What do you value?
At one point I would have said, “Homer!” But something a professor of mine in grad school once said has stuck with me through the years: “The text will never love you back.” I’ve realized that I loved academia for the connections it let me make with hopeful, hurting, eager, weary people looking for ways to understand the world around them. I loved teaching; I loved batting around ideas with my friends at all hours in the grad student office; I loved meeting people from other institutions at conferences to share our experiences. That thirst for human connections formed around the ideas we have together has given me a new focus for the next stage of my academic life. This fall, I will begin full-time studies for a Master of Divinity degree with a view to becoming an ordained clergywoman in a few years’ time. I never thought I’d have a bona fide calling, but it became increasingly hard to ignore.

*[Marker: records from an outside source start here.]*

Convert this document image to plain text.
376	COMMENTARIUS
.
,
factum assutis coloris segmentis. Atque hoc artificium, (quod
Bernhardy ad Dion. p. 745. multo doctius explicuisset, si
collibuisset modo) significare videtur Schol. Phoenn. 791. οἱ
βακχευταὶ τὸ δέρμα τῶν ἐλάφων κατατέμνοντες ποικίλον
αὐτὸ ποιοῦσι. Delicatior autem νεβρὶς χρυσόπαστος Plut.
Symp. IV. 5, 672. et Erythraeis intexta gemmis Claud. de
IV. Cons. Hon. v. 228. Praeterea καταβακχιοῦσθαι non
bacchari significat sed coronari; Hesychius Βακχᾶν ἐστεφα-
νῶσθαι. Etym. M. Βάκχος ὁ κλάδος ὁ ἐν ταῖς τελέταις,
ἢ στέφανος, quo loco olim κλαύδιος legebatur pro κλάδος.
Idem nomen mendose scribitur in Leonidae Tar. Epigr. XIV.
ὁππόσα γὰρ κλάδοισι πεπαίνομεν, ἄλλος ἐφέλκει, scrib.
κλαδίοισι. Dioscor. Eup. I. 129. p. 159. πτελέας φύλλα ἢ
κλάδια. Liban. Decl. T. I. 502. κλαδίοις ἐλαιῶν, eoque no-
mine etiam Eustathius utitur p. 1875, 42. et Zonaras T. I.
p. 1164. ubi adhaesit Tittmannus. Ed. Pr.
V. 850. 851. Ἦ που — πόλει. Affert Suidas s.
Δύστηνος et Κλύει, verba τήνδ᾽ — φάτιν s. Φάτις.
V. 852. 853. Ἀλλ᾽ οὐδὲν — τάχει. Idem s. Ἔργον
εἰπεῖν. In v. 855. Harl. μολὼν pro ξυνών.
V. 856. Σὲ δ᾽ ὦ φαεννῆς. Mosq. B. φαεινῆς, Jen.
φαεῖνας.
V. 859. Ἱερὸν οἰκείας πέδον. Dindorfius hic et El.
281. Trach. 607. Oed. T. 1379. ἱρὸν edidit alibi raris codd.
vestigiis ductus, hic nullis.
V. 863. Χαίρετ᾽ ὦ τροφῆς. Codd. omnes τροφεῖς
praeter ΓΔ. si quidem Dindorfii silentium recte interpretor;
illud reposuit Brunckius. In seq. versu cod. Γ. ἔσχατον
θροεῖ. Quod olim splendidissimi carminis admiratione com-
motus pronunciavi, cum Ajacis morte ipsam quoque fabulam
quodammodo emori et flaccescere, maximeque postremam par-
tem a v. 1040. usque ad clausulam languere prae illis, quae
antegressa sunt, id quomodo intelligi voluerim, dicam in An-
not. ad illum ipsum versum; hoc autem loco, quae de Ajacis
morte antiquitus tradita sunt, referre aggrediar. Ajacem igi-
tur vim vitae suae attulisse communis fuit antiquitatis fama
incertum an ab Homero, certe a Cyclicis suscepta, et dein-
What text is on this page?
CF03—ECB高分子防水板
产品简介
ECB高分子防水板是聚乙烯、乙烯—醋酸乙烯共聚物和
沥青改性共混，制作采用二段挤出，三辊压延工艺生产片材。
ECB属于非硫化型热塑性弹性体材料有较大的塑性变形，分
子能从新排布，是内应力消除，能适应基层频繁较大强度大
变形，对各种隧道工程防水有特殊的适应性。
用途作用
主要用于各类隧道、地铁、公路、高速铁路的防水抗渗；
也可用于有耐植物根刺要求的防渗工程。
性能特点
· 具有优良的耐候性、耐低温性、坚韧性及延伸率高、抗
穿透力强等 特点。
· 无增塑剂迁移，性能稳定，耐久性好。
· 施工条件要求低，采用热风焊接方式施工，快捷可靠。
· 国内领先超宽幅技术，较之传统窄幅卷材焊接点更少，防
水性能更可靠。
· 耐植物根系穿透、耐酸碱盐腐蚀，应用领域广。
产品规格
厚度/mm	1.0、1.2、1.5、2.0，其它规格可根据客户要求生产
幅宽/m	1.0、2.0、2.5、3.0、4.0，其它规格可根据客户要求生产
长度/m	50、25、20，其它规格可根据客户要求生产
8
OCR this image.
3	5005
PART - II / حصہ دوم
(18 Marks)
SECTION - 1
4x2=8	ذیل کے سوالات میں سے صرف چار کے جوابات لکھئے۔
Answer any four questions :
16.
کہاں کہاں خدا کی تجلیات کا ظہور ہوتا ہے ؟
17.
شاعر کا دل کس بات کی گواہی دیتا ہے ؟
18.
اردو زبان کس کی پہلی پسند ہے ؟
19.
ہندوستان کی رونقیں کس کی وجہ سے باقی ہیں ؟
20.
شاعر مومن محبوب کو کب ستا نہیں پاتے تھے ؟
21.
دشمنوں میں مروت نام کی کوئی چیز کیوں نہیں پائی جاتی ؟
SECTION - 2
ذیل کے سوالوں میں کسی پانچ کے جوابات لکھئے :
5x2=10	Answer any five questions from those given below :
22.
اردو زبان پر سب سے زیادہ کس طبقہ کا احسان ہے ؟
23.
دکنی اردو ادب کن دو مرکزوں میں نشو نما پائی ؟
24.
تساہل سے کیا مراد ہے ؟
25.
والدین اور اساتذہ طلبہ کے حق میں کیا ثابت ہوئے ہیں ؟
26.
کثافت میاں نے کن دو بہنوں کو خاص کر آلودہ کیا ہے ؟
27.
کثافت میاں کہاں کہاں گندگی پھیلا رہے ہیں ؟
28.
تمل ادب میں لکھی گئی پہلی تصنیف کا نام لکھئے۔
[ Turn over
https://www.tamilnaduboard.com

I come from a context where women are not supposed to have that calling, and I wonder if I went into higher ed in the first place because it was a way to scratch that itch for connecting with people around big ideas. Funny thing about self-knowledge, right?
If you have left academia, why did you leave?
I left academia about four years ago, having finished my dissertation right before the bottom dropped out of the humanities job market. I was one of the lucky ones, because there was a postdoc for me. I had two years at a gorgeous small liberal arts college to think about the question I challenged my Greek civ students with every day: “What is best in life?” Funny thing about self-knowledge: you talk about it enough, and you start to take it seriously. I left because I couldn’t make a viable career out of loving to teach in my field, and I realized I didn’t have the passion for research that would keep me in the game after it became seemingly unwinnable.
If you have left academia, what do you miss, and not miss, about it?
I don’t miss the constant grinding pressure. Am I writing enough? Am I still a worthwhile human being if I don’t get this article published? Am I going to get any interviews at the big conference? Am I going to have a job next year or not? Am I doing enough, being enough, writing enough? I do miss being in the classroom on a regular basis. I have some training responsibilities in my current job, and I relish them–but man, I just want to get a group of people in a classroom and talk about Greek verbs some time.